Second, be part of the solution. As supply chains and industries scramble to adjust to the new (hopefully temporary) normal the rental industry’s ability to quickly get cars on the ground may be both truly socially useful and a means of generating critical revenue for rental firms. Hunt out new users (e.g. booming need for deliveries, or offering discounts for key workers who need to travel but don’t want to use public transport).

Third, be ready for the bounce. When restrictions ease, which they eventually must, it is likely demand will bounce back. Being ready to jump on this opportunity quickly may be the difference in whether companies survive or fail.

There will also come a time when companies need to think hard about the kind of business to rebuild.

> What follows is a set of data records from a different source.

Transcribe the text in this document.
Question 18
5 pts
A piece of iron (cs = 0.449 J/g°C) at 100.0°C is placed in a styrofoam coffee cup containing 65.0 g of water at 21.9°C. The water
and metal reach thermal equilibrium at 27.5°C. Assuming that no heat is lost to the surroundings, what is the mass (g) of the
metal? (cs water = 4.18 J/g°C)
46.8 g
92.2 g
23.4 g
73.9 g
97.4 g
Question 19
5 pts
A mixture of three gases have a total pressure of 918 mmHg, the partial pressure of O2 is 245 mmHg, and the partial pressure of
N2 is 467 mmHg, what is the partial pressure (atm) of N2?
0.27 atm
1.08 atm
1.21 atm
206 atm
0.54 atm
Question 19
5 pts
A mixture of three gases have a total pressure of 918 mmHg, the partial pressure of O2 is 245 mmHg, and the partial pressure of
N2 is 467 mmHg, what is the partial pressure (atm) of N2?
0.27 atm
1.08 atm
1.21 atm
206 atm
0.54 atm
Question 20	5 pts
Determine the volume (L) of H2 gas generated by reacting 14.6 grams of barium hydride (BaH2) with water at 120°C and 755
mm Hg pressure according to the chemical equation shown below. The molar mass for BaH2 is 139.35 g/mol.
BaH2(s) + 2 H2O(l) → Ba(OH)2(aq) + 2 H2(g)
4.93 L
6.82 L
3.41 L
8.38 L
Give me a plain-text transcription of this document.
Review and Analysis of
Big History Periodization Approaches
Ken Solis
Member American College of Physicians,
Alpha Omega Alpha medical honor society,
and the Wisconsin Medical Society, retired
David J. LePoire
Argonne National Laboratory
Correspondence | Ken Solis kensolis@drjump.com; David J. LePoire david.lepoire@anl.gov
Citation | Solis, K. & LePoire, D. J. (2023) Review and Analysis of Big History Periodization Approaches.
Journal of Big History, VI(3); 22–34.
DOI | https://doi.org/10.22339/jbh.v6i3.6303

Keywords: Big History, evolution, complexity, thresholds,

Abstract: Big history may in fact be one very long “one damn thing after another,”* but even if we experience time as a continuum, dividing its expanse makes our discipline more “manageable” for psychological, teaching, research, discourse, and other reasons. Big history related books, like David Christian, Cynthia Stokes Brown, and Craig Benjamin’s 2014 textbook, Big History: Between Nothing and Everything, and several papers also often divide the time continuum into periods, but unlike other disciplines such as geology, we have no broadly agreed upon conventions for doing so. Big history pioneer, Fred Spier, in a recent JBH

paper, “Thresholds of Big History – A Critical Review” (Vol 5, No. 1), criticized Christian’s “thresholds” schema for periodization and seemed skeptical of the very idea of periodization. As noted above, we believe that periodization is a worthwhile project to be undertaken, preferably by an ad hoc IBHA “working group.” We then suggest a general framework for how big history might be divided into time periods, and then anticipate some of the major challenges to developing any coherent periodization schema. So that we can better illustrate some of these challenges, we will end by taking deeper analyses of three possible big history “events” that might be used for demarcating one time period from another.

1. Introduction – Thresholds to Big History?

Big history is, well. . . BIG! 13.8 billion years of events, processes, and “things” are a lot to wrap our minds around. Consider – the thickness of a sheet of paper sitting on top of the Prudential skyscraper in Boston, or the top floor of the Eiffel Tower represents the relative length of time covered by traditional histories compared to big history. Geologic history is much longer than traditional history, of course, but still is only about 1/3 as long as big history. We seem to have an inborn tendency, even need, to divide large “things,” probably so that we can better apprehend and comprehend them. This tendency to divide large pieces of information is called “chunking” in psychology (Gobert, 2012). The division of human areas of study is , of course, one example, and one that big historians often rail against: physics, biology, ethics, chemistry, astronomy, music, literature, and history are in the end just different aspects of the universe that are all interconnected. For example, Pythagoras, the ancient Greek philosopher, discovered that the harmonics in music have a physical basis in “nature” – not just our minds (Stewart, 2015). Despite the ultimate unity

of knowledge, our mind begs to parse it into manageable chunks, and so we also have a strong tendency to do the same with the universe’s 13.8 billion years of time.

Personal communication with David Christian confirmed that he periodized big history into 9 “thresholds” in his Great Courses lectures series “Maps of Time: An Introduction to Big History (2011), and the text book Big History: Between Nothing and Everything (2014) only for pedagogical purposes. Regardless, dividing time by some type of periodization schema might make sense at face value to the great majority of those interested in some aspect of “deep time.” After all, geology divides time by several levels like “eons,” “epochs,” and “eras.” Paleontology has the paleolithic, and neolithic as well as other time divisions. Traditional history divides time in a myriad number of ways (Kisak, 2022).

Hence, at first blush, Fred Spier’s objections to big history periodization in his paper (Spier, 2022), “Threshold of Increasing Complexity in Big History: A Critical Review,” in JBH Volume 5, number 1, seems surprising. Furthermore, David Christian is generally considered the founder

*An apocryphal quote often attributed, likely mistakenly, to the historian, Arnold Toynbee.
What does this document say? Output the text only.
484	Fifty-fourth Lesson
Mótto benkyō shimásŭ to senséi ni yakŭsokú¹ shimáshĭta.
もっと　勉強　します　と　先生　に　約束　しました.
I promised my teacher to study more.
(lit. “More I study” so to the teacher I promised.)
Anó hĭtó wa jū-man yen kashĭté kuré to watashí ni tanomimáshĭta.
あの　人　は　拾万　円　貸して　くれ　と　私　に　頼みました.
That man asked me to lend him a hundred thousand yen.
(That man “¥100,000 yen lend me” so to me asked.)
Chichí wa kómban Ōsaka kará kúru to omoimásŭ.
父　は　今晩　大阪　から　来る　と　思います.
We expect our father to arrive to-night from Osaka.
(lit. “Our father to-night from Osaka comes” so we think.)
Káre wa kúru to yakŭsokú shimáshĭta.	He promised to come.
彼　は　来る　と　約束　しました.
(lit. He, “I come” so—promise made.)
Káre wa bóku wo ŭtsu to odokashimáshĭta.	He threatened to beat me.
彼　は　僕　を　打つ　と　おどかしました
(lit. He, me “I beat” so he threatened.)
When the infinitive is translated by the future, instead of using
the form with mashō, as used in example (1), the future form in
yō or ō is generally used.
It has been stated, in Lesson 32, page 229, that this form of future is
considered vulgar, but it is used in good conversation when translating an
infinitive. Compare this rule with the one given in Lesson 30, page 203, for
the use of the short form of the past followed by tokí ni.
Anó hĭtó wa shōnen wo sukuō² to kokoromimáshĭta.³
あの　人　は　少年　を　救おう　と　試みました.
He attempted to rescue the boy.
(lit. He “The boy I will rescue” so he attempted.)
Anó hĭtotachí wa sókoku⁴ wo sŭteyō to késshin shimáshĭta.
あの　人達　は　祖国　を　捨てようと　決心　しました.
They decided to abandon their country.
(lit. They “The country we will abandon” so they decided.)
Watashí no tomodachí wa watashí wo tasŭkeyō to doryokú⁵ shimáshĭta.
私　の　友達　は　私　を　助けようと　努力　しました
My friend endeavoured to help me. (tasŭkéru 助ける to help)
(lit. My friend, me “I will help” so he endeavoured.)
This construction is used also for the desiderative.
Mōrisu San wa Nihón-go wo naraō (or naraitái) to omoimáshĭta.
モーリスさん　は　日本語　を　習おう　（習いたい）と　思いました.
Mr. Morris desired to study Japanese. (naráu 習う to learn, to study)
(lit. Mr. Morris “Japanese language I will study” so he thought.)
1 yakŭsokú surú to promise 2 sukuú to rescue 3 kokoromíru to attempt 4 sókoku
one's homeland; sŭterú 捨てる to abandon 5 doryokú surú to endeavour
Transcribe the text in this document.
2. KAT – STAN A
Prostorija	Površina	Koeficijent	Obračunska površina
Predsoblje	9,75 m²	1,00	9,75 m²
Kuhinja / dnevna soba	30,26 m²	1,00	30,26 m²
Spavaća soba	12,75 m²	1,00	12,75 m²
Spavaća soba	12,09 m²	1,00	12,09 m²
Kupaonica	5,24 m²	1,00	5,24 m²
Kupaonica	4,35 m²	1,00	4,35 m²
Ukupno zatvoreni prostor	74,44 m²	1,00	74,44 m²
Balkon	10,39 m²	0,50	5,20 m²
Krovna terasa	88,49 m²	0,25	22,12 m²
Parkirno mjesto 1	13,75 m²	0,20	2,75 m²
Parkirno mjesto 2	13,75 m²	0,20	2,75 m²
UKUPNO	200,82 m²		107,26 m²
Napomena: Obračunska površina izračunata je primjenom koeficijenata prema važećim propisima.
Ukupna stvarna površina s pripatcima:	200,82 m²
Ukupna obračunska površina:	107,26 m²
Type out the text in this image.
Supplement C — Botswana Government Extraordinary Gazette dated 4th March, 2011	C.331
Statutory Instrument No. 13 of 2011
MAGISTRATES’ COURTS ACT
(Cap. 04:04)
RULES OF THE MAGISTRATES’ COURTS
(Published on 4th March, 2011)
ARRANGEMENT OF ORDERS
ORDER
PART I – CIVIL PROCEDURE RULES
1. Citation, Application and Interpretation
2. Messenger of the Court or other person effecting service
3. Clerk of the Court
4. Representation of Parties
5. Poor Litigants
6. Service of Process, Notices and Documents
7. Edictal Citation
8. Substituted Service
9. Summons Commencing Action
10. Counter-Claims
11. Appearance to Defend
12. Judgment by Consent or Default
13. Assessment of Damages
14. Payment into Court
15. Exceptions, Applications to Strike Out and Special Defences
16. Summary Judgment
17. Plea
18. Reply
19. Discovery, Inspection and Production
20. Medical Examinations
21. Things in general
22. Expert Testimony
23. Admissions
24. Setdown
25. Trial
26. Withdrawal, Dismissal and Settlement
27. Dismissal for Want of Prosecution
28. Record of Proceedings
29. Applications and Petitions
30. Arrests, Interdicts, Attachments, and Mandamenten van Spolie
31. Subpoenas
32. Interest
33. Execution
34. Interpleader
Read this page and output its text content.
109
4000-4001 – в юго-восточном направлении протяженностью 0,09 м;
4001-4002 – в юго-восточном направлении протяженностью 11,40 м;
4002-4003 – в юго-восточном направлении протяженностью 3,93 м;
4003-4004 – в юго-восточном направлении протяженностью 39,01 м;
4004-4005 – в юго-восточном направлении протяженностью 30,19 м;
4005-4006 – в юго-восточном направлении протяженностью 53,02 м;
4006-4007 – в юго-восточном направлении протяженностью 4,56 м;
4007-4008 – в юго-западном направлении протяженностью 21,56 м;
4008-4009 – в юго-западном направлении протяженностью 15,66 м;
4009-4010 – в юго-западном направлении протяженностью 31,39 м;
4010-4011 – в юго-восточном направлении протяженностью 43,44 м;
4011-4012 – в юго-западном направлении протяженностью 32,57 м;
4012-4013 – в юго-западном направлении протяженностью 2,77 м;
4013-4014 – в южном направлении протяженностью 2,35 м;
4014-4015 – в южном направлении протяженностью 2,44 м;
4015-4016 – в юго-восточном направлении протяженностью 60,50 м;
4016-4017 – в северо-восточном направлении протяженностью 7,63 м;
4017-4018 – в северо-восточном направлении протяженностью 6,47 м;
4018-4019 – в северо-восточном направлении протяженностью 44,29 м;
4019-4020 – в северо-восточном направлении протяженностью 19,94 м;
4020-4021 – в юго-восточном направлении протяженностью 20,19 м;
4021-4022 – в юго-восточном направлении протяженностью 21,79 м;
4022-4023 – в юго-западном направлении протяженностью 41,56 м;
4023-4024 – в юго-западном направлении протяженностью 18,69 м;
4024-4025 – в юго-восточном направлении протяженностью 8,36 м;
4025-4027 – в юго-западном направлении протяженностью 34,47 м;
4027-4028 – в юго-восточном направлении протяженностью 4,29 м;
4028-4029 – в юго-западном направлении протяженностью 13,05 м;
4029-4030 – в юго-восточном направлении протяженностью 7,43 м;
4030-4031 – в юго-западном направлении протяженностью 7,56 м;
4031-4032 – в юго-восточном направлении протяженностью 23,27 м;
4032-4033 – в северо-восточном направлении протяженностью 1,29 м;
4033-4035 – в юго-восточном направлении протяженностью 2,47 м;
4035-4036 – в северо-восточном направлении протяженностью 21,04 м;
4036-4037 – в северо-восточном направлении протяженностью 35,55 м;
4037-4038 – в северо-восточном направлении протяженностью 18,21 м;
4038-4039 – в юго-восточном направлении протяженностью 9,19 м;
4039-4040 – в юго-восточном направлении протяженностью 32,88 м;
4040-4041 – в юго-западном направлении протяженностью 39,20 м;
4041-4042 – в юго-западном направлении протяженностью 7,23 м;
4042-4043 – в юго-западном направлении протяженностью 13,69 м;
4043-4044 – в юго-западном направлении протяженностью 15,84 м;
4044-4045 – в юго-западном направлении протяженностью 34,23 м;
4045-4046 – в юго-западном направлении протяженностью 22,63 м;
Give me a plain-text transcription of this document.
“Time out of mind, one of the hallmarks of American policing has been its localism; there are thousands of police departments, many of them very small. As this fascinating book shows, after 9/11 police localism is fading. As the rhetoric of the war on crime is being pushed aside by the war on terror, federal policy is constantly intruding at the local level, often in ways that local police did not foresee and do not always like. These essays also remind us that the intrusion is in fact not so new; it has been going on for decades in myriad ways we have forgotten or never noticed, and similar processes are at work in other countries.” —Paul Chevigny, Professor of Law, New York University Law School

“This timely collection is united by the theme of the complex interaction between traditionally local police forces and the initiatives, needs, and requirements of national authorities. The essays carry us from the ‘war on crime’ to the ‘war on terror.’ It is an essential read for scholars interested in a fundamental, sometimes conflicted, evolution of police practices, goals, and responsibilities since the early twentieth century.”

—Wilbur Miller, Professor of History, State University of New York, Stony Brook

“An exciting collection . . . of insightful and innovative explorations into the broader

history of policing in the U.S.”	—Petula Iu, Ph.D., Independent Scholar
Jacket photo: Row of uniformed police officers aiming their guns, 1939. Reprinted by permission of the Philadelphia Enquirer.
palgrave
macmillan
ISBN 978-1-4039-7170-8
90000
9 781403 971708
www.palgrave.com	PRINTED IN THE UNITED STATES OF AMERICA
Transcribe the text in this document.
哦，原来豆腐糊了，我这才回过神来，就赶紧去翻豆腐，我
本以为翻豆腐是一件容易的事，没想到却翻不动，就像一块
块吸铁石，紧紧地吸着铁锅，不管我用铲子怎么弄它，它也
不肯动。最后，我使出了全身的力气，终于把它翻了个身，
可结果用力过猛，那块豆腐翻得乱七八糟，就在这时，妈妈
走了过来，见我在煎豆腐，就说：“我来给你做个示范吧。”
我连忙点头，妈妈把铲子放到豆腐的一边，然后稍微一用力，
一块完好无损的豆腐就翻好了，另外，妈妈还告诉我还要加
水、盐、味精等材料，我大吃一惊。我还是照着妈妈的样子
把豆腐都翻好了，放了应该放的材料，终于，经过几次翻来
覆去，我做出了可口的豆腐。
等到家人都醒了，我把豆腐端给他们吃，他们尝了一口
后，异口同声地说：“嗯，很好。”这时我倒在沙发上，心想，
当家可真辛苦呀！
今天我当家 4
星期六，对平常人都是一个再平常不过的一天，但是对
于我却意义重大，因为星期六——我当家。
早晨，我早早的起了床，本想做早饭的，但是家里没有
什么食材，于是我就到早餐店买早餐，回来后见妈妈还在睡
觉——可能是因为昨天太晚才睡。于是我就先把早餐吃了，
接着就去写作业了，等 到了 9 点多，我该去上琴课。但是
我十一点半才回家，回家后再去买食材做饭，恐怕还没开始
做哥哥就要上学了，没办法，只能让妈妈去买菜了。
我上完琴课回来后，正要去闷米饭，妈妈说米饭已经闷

With weaker players very likely put out of business how can the survivors grab their demand? Despite the current gloom this will create opportunity. 

  • Opportunity to rethink broken propositions, pricing strategies and channel management
  • Opportunity to rebalance operating models and networks to balance risk and leverage operating capabilities into adjacent markets
  • Opportunity to accelerate rental’s role in mobility; coming out of this companies and individuals may be much more open to flexible vehicle ownership and subscription models over ownership and fixed term leases.

We look forward to helping our clients through these difficult times.